S’il avait été lui-même un de ces censeurs, comment, dira-t-on, ne pas s’étonner qu’il l’eût alors oublié ? Comment ne se pas demander si Monchesnay a été bien informé, lorsqu’il dit dans le Bolæana[21] : « M. Despréaux n’étoit pas du tout satisfait du personnage que fait Pyrrhus, qu’il traitoit de héros à la Scudéry, au lieu qu’Oreste et Hermione sont de véritables caractères tragiques ? » Mais tout s’explique par les souvenirs plus précis que nous trouvons dans l’Examen d’Andromaque par Louis Racine. L’exactitude du passage du Bolæana y est confirmée, particulièrement en ce que l’on y dit du jugement sévère de Boileau sur la scène v de l’acte II, entre Pyrrhus et Phœnix. Dans cette scène, il lui semblait que la tragédie, par la peinture des extravagances amoureuses, s’abaissait jusqu’à la naïveté comique, et que l’auteur d’Andromaque se montrait beaucoup trop l’émule de Térence. Louis Racine tenait cette remarque de la bouche même de Boileau. Mais il avait en même temps appris de lui qu’il ne l’avait pas toujours faite, que longtemps au contraire il avait admiré cette même scène, ce dont il se repentait, parce que, s’il se fût avisé moins tard de la faute commise par Racine, « il l’eût obligé à supprimer ce morceau. » La critique de Boileau n’est donc pas un fait douteux ; mais il faut le mettre à sa date, à une époque où les corrections n’étaient plus possibles, peut-être même après la mort de Racine.

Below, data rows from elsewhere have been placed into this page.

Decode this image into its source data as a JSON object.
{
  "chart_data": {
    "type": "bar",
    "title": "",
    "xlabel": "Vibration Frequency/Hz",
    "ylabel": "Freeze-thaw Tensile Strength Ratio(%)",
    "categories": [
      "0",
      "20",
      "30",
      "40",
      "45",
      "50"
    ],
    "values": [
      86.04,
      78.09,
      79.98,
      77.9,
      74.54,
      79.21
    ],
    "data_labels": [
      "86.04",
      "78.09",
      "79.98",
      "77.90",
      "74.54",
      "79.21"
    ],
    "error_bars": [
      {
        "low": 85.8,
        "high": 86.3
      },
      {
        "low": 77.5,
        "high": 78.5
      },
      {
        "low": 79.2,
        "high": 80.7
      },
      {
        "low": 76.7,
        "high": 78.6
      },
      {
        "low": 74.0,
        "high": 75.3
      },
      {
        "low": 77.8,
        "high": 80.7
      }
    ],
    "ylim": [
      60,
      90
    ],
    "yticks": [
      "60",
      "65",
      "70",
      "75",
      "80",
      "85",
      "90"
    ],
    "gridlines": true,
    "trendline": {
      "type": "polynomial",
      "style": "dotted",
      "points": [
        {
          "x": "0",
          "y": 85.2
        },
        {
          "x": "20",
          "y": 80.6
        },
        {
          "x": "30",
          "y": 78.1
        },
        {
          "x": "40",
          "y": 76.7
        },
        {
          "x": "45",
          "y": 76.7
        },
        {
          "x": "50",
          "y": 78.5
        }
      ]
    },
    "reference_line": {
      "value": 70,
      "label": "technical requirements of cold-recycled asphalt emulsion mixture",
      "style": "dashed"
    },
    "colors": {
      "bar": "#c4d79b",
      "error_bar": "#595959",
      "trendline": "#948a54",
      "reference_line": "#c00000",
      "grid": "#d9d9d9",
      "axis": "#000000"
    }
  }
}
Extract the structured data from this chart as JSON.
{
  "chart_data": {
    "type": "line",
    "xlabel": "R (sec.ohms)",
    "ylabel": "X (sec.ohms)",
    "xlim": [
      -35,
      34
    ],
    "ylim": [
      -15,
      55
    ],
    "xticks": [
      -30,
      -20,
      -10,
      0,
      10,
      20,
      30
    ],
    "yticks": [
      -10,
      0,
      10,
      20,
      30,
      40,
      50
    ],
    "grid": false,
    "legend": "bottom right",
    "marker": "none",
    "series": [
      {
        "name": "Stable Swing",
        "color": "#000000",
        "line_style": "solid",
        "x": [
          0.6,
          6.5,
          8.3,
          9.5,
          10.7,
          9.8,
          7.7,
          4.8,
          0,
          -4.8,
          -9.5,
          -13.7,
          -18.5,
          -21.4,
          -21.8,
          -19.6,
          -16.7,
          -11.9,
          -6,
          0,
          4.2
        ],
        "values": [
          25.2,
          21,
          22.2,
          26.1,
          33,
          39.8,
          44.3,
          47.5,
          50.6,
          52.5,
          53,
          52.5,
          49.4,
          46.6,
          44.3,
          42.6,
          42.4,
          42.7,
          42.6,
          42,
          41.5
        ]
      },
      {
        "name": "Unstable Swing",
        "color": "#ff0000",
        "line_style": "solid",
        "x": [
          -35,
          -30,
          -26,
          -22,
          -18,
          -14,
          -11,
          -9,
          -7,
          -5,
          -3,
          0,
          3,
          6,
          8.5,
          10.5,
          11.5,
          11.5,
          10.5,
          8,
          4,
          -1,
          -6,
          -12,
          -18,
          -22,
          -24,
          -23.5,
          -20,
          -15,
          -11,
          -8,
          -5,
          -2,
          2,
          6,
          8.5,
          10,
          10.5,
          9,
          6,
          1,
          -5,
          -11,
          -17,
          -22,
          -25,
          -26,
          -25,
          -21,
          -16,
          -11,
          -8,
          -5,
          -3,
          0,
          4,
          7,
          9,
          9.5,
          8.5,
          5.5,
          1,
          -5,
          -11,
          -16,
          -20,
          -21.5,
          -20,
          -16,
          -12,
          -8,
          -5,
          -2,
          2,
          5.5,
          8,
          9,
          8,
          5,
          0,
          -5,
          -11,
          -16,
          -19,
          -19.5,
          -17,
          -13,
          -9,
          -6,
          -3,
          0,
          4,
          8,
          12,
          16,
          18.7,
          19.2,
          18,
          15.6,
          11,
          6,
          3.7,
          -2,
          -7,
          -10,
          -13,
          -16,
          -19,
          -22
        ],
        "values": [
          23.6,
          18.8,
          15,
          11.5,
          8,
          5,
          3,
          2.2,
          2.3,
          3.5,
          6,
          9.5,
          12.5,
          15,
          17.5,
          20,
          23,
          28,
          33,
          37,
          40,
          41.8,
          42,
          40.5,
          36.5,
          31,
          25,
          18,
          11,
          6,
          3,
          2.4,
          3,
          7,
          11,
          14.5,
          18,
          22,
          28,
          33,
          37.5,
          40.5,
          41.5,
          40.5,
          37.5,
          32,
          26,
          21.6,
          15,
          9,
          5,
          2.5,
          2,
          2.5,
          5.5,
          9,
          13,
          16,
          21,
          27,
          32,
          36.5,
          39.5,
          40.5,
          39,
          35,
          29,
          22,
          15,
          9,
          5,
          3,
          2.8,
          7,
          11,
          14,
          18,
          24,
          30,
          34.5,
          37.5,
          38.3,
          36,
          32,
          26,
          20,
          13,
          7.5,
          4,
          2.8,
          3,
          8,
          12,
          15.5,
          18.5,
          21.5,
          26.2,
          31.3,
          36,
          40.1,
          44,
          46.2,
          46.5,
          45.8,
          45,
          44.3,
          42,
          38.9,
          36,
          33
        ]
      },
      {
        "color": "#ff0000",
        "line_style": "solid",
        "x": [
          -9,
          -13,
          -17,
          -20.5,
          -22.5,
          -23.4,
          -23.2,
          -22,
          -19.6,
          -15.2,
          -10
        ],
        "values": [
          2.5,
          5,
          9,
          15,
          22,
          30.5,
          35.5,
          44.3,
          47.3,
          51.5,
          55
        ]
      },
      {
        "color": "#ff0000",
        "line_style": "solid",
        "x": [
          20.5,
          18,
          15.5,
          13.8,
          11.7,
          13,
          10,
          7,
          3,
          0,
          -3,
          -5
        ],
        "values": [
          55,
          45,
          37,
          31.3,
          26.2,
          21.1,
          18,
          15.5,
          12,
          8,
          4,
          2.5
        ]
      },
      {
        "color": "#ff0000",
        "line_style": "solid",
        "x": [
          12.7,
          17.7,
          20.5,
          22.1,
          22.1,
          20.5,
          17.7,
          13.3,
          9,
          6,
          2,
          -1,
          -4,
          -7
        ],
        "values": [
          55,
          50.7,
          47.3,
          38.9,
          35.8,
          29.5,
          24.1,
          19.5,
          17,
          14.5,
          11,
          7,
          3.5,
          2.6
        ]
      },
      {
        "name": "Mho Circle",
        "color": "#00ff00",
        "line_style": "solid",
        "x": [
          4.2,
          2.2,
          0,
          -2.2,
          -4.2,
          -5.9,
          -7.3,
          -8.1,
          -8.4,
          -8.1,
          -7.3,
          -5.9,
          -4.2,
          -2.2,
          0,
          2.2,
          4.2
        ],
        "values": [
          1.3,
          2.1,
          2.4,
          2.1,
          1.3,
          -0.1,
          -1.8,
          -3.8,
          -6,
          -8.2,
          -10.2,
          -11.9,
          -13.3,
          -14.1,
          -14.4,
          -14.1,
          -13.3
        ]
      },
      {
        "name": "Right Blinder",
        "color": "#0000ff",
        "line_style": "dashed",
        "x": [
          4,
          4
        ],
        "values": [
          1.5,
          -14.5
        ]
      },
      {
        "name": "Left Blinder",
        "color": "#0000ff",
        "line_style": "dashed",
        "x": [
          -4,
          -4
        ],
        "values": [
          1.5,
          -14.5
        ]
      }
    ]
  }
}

L’opinion de Boileau, ce juge excellent, était, on le voit, devenue justement le contre-pied de celle de Condé, à qui Pyrrhus ne semblait pas assez honnête homme. Elle se rapprochait peut-être de celle que l’épigramme attribue à Créqui :

Créqui dit que Pyrrhus aime trop sa maîtresse.

Racine, nous devons le reconnaître, a, dans sa préface, choisi pour sa défense le terrain où elle était le plus facile et le moins nécessaire : « J’avoue que Pyrrhus n’est pas assez résigné à la volonté de sa maîtresse, et que Céladon a mieux connu que lui le parfait amour. » Le point vraiment faible était où Boileau a fini par le voir ; et, quoi qu’en dise Racine, Pyrrhus avait un peu trop « lu nos romans. » Non, ce n’est pas là ce farouche fils d’Achille, tel que nous le font entrevoir Euripide et Virgile ; ce n’est pas ce brutal guerrier de l’âge héroïque, qui n’a jamais traité ses plus nobles esclaves qu’en concubines. On alléguerait en vain le cœur de l’homme qui ne change pas ; il est trop évident que si les passions sont au fond toujours semblables, leur expression varie suivant les mœurs des temps et des peuples. Mais il faut se placer au vrai point de vue du théâtre de Racine, et accepter le monde de convention, le monde presque tout idéal, où se meuvent ses créations. Si de tous les personnages d’Andromaque Pyrrhus est celui qui, par le plus visible anachronisme, soulève surtout des objections, il est cependant placé par le poëte dans un milieu où il ne manque pas de vérité relative ; et le condamner trop sévèrement serait condamner toute la pièce. La couleur de ce rôle en effet n’est pas sensiblement en désaccord avec celle des autres rôles. Toute cette tragédie antique est écrite sur un ton différent de celui de l’antiquité : on peut dire qu’elle est transposée ; et tel est sans nul doute, plus qu’on ne le croit souvent, la loi nécessaire de l’art. S’imagine-t-on que l’Andromaque et les Troyennes d’Euripide, quoiqu’elles aient conservé un accent très-sauvage, s’imagine-t-on que toutes les tragédies grecques en général et l’Énéide de Virgile, si on les compare avec les poèmes d’Homère qui en sont la source, ne soient pas transposées également ? Racine connaissait l’antiquité mieux que la plupart de ceux qui lui reprochent aujourd’hui de l’avoir défigurée ; il était profondément imbu de ses beautés éternelles, et savait les rendre à son siècle sous la forme où elles pouvaient être intelligibles pour lui. Il sentait qu’une traduction servile des idées et des mœurs antiques, à supposer qu’un esprit moderne fût entièrement capable d’un tel effort, ne toucherait pas assez des cœurs nourris de tout autres sentiments.